Le 28 octobre 2022, il est officiellement nommé Premier ministre du Lesotho. Son accession au pouvoir est perçue comme un tournant majeur, tant par ses partisans, qui y voient l’espoir d’un renouveau politique, que par ses opposants, qui expriment des réserves sur son manque d’expérience institutionnelle et les risques de conflits d’intérêts.
Cette transition du monde des affaires à celui de la politique place Sam Matekane sous une surveillance accrue. Il doit désormais démontrer sa capacité à transformer un succès entrepreneurial en leadership politique efficace, dans un pays confronté à de nombreux défis structurels.
Premier ministre face aux défis de la gouvernance et de l’avenir
À la tête du gouvernement, Sam Matekane hérite d’un Lesotho confronté à des problèmes complexes et persistants. Le pays souffre d’un taux de chômage élevé, en particulier chez les jeunes, d’une pauvreté endémique et d’une dépendance économique marquée vis-à-vis de l’Afrique du Sud. Les institutions publiques, affaiblies par des années de crises politiques, peinent à gagner la confiance des citoyens.
Dès le début de son mandat, le Premier ministre affiche sa volonté de réformer la gouvernance et de lutter contre la corruption, qu’il identifie comme l’un des principaux freins au développement. Il prône une gestion rigoureuse des finances publiques, inspirée des pratiques du secteur privé, et met en avant la nécessité de créer un environnement favorable à l’investissement et à l’entrepreneuriat local.

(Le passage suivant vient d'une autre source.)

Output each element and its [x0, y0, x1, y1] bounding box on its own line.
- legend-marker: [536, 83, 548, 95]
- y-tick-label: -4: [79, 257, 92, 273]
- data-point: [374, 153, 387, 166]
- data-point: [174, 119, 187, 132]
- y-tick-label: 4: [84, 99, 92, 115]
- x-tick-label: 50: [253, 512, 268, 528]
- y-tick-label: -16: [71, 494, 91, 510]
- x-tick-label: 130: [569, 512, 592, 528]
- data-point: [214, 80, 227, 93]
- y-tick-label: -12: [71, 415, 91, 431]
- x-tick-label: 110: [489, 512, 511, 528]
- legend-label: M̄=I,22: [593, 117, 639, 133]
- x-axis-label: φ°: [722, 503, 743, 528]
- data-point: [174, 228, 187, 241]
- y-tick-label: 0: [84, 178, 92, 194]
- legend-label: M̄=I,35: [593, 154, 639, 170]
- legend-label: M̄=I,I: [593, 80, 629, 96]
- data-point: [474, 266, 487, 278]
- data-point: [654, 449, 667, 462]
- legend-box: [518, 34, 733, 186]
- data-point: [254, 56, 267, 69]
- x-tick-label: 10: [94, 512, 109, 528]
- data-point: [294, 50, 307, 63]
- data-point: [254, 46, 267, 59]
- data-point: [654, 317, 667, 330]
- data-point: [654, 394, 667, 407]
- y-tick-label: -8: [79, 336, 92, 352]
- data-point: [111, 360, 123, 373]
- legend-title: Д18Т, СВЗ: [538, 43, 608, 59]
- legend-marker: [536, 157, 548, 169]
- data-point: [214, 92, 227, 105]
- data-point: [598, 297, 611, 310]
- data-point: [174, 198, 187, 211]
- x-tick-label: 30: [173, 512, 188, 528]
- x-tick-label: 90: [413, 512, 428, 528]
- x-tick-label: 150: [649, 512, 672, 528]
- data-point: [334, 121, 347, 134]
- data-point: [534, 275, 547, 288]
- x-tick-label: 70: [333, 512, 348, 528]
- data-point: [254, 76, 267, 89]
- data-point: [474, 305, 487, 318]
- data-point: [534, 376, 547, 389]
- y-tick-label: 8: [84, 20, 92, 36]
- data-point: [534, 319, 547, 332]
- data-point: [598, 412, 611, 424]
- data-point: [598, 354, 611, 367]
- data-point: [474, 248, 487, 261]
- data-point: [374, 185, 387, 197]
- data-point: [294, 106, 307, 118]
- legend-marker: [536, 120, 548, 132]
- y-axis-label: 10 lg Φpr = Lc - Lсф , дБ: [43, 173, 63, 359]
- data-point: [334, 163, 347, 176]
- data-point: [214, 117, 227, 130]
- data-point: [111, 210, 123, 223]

Parmi ses initiatives figurent des programmes destinés à soutenir les petites et moyennes entreprises, à encourager l’innovation et à favoriser l’insertion économique des jeunes. Il lance également des projets visant à moderniser l’administration et à améliorer l’efficacité des services publics, tout en promettant une plus grande transparence dans l’attribution des contrats publics.

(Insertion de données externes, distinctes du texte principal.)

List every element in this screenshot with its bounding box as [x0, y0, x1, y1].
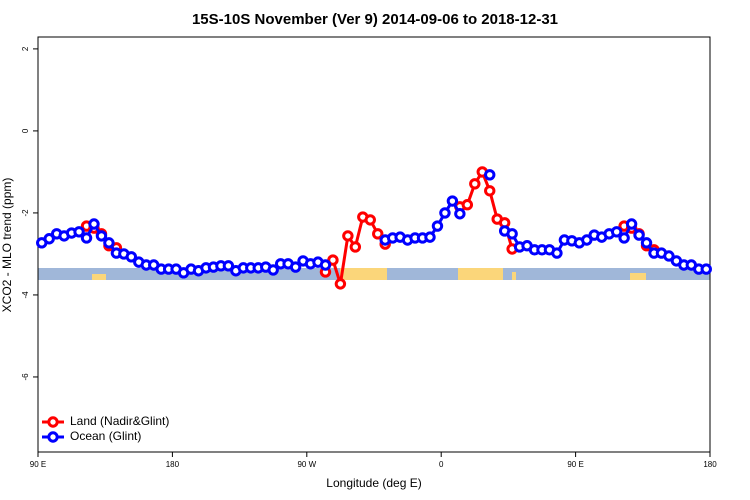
data-point	[80, 232, 93, 244]
data-point	[663, 250, 675, 262]
x-tick-label: 180	[166, 460, 180, 469]
x-tick-label: 90 E	[30, 460, 46, 469]
land-strip	[92, 274, 106, 280]
data-point	[454, 208, 466, 220]
x-tick-label: 180	[703, 460, 717, 469]
x-tick-label: 0	[439, 460, 444, 469]
legend-label: Land (Nadir&Glint)	[70, 414, 169, 428]
data-point	[439, 207, 451, 219]
data-point	[431, 220, 444, 232]
data-point	[484, 169, 496, 181]
data-point	[618, 232, 630, 244]
data-point	[581, 234, 593, 246]
x-axis-label: Longitude (deg E)	[326, 476, 421, 490]
data-point	[95, 230, 108, 242]
data-point	[506, 228, 518, 240]
x-tick-label: 90 E	[567, 460, 583, 469]
land-strip	[630, 273, 646, 280]
land-strip	[458, 268, 503, 280]
data-point	[484, 185, 496, 197]
y-tick-label: 2	[21, 46, 30, 51]
land-strip	[512, 272, 516, 280]
data-point	[319, 259, 332, 271]
plot-frame	[37, 36, 711, 453]
data-point	[446, 195, 459, 207]
x-tick-label: 90 W	[297, 460, 316, 469]
data-point	[349, 241, 362, 253]
data-point	[551, 247, 563, 259]
y-tick-label: 0	[21, 128, 30, 133]
data-point	[364, 214, 376, 226]
legend-marker	[47, 431, 59, 443]
data-point	[424, 231, 436, 243]
y-tick-label: -6	[21, 373, 30, 381]
land-strip	[340, 268, 387, 280]
data-point	[640, 237, 653, 249]
legend-marker	[47, 416, 59, 428]
chart-title: 15S-10S November (Ver 9) 2014-09-06 to 2…	[192, 11, 558, 28]
y-axis-label: XCO2 - MLO trend (ppm)	[0, 178, 14, 313]
data-point	[461, 199, 474, 211]
data-point	[43, 233, 55, 245]
data-point	[625, 218, 638, 230]
y-tick-label: -4	[21, 291, 30, 299]
data-point	[342, 230, 354, 242]
data-point	[73, 226, 85, 238]
data-point	[222, 260, 235, 272]
data-point	[289, 261, 302, 273]
data-point	[267, 264, 279, 276]
data-point	[610, 226, 623, 238]
data-point	[103, 237, 115, 249]
data-point	[469, 178, 481, 190]
data-point	[633, 229, 645, 241]
legend-label: Ocean (Glint)	[70, 429, 141, 443]
data-point	[372, 228, 384, 240]
data-point	[700, 263, 712, 275]
y-tick-label: -2	[21, 209, 30, 217]
data-point	[125, 251, 138, 263]
data-point	[327, 254, 339, 266]
data-point	[88, 218, 100, 230]
data-point	[334, 278, 347, 290]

Néanmoins, son mandat est marqué par des défis importants. Les critiques portent notamment sur la gestion des conflits d’intérêts potentiels entre ses anciennes activités commerciales et ses responsabilités gouvernementales. Sam Matekane affirme avoir pris des mesures pour se retirer de la gestion opérationnelle de ses entreprises, mais le débat reste vif dans l’opinion publique.

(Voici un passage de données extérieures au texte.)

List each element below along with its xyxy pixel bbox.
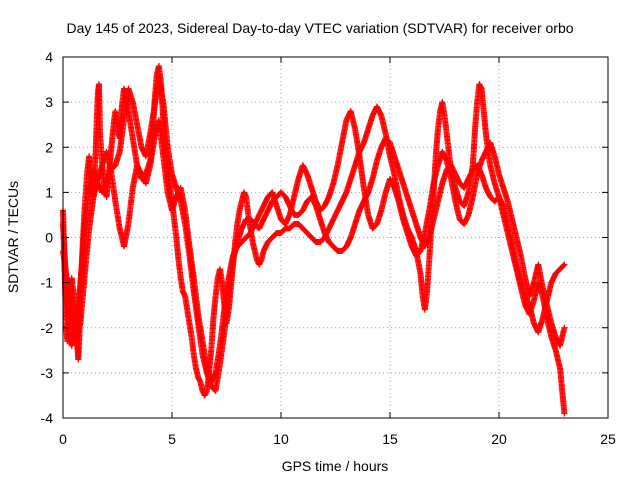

Sur le plan politique, il doit maintenir la cohésion de sa coalition et naviguer dans un environnement institutionnel fragile, où les tensions entre les pouvoirs civils et les forces de sécurité ont, par le passé, conduit à des crises majeures. Sa capacité à instaurer un climat de stabilité durable constitue l’un des enjeux centraux de son mandat.
À l’international, Sam Matekane cherche à renforcer les relations du Lesotho avec ses partenaires régionaux et à attirer des investissements étrangers, tout en défendant les intérêts spécifiques d’un petit État enclavé. Il s’efforce de projeter l’image d’un pays ouvert aux affaires, mais soucieux de préserver sa souveraineté et son tissu social.
Au-delà des politiques et des réformes, la figure de Sam Matekane continue de susciter des débats passionnés. Pour certains, il incarne une nouvelle génération de dirigeants africains issus du secteur privé, capables d’apporter une approche pragmatique et orientée vers les résultats. Pour d’autres, il représente les risques d’une concentration excessive du pouvoir économique et politique entre les mains d’un seul homme.
Quoi qu’il en soit, le parcours de Sam Matekane, depuis les montagnes reculées de Thaba-Tseka jusqu’au bureau du Premier ministre, demeure l’un des récits les plus marquants de l’histoire récente du Lesotho. Son avenir politique, comme celui du pays qu’il dirige, dépendra de sa capacité à transformer une réussite individuelle en progrès collectif durable, dans un contexte où les attentes de la population n’ont jamais été aussi élevées.